CAWa researchers discuss first results in water resources and climate modeling

On May 18, 2010, researchers from GFZ, CAIAG, DLR, the University of Wuerzburg and the Munich Glaciology Group (Commission for Glaciology of the Bavarian Academy of Sciences and Ludwig-Maximilians-University of Munich) met for their annual workshop in the frame of the second work package of the CAWa project.


During the workshop held at GFZ in Potsdam, the researchers presented their first scientific results, discussed the next steps and defined the links between the working groups.

In particular, the discussion focused on the following activities:

Regional climate modeling

Markus Mueller from the Department of Physical Geography of the University of Wuerzburg presented the first results of the first two REMO runs.
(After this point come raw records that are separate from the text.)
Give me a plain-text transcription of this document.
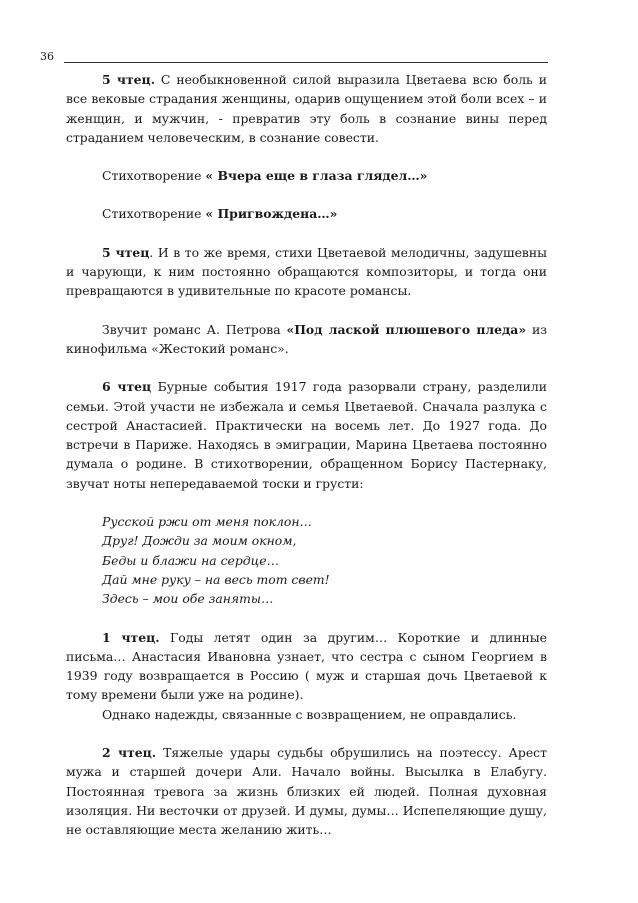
36

5 чтец. С необыкновенной силой выразила Цветаева всю боль и все вековые страдания женщины, одарив ощущением этой боли всех – и женщин, и мужчин, - превратив эту боль в сознание вины перед страданием человеческим, в сознание совести.

Стихотворение « Вчера еще в глаза глядел…»

Стихотворение « Пригвождена…»

5 чтец. И в то же время, стихи Цветаевой мелодичны, задушевны и чарующи, к ним постоянно обращаются композиторы, и тогда они превращаются в удивительные по красоте романсы.

Звучит романс А. Петрова «Под лаской плюшевого пледа» из кинофильма «Жестокий романс».

6 чтец Бурные события 1917 года разорвали страну, разделили семьи. Этой участи не избежала и семья Цветаевой. Сначала разлука с сестрой Анастасией. Практически на восемь лет. До 1927 года. До встречи в Париже. Находясь в эмиграции, Марина Цветаева постоянно думала о родине. В стихотворении, обращенном Борису Пастернаку, звучат ноты непередаваемой тоски и грусти:

Русской ржи от меня поклон…
Друг! Дожди за моим окном,
Беды и блажи на сердце…
Дай мне руку – на весь тот свет!
Здесь – мои обе заняты…

1 чтец. Годы летят один за другим… Короткие и длинные письма… Анастасия Ивановна узнает, что сестра с сыном Георгием в 1939 году возвращается в Россию ( муж и старшая дочь Цветаевой к тому времени были уже на родине).

Однако надежды, связанные с возвращением, не оправдались.

2 чтец. Тяжелые удары судьбы обрушились на поэтессу. Арест мужа и старшей дочери Али. Начало войны. Высылка в Елабугу. Постоянная тревога за жизнь близких ей людей. Полная духовная изоляция. Ни весточки от друзей. И думы, думы… Испепеляющие душу, не оставляющие места желанию жить…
The regional climate model REMO is used to simulate climate change for Central Asia up to the year 2100 based on the assumption of the A1B scenario developed by IPCC. The spatial resolution used in the first model runs is ½ ° corresponding to a grid cell size of about 50 x 50 km. Till the end of the year, the results of a model run with a higher spatial resolution of 1/6 ° will be available.

Use of remote sensing information

Gerd Ruecker from DLR elaborated on the objectives of CAWa work package 5 “Remote Sensing Products and Data Integration” and on its links to the modeling works in WP2. In detail, he presented the planned application of time-series analysis tools to assess changes in vegetation characteristics and soil moisture in Central Asia and relate them to climate change and changes in river runoff.

Doris Klein from the Remote Sensing Department of the University of Wuerzburg presented the derived leaf area index and albedo products for the Naryn basin which will serve as input data to the hydrological model. In addition, she introduced the newly developed fractional vegetation cover product which gives the cover fractions of bare soil, herbaceous and woody vegetation. This vegetation cover product has a high spatial resolution of 30 m for a part of the Naryn catchment and will be extended with a resolution of 250 m to the whole catchment. During field trips in summer 2010 researchers from the University of Wuerzburg will collect data to validate the remote sensing product.

Abror Gafurov from GFZ focused his talk on snow data processing from MODIS and AVHRR data. He presented his MODSNOW algorithm to remove clouds from MODIS data sets and compared MODIS data to AVHRR snow cover data. He concluded that standard AVHRR algorithms seem to underestimate snow cover in Central Asia but AVHRR data is still needed to extend snow cover time series into the past. Snow cover will be considered in the hydrological model.

Hydrological modeling

Julya Podrezova from CAIAG elaborated on the availability and quality of hydrometeorological and soil data needed for hydrological modeling. Main problems are discontinuous time series and data recorded on paper only, which have to be digitized to be used as input data. Digital soil maps for the basins of Naryn, Karadarya, Zerafshan, Ala-Archa, Kyzyl-Su and Malaya Almaatinka have been prepared by CAIAG digitizing the analogue soil maps.

Doris Duethmann from GFZ presented the hydrological model WASA set up for the Karadarya basin. A special focus was put on the regionalization of input data, e.g. precipitation. In addition, she presented an analysis of leaf area index as a function of temperature and precipitation. In a next step, a multi-objective calibration will be applied to the hydrologic model using discharge time series and satellite snow data.

Assessment of glaciers

Christoph Mayer from the Commission for Glaciology of the Bavarian Academy of Sciences presented the methods used to assess glaciated areas and glacier mass balances in Central Asia. Grey-scale SPOT images with a spatial resolution of 10 m were used to map the glaciated areas in the upper Naryn basin. For this, manual correction of the automated delineation was crucial to include debris covered ice.

David Kriegel from GFZ introduced his approach to include glacial melt in the hydrologic model WASA. He intends to test his glacier melt module in the Ala-Archa, Malaya Almatinka and Kyzyl-Suu basins. For glacier delineation he used LANDSAT images with a spatial resolution of 30 to 80 m.

During a joint expedition of the Commission for Glaciaology, GFZ and CAIAG in summer 2010, GPS techniques will be used to determine the dynamics and geo-radar measurements to assess the ice thickness of selected glaciers. In addition, the field works will help to evaluate the remote sensing based glacier delineation and provide data on debris cover.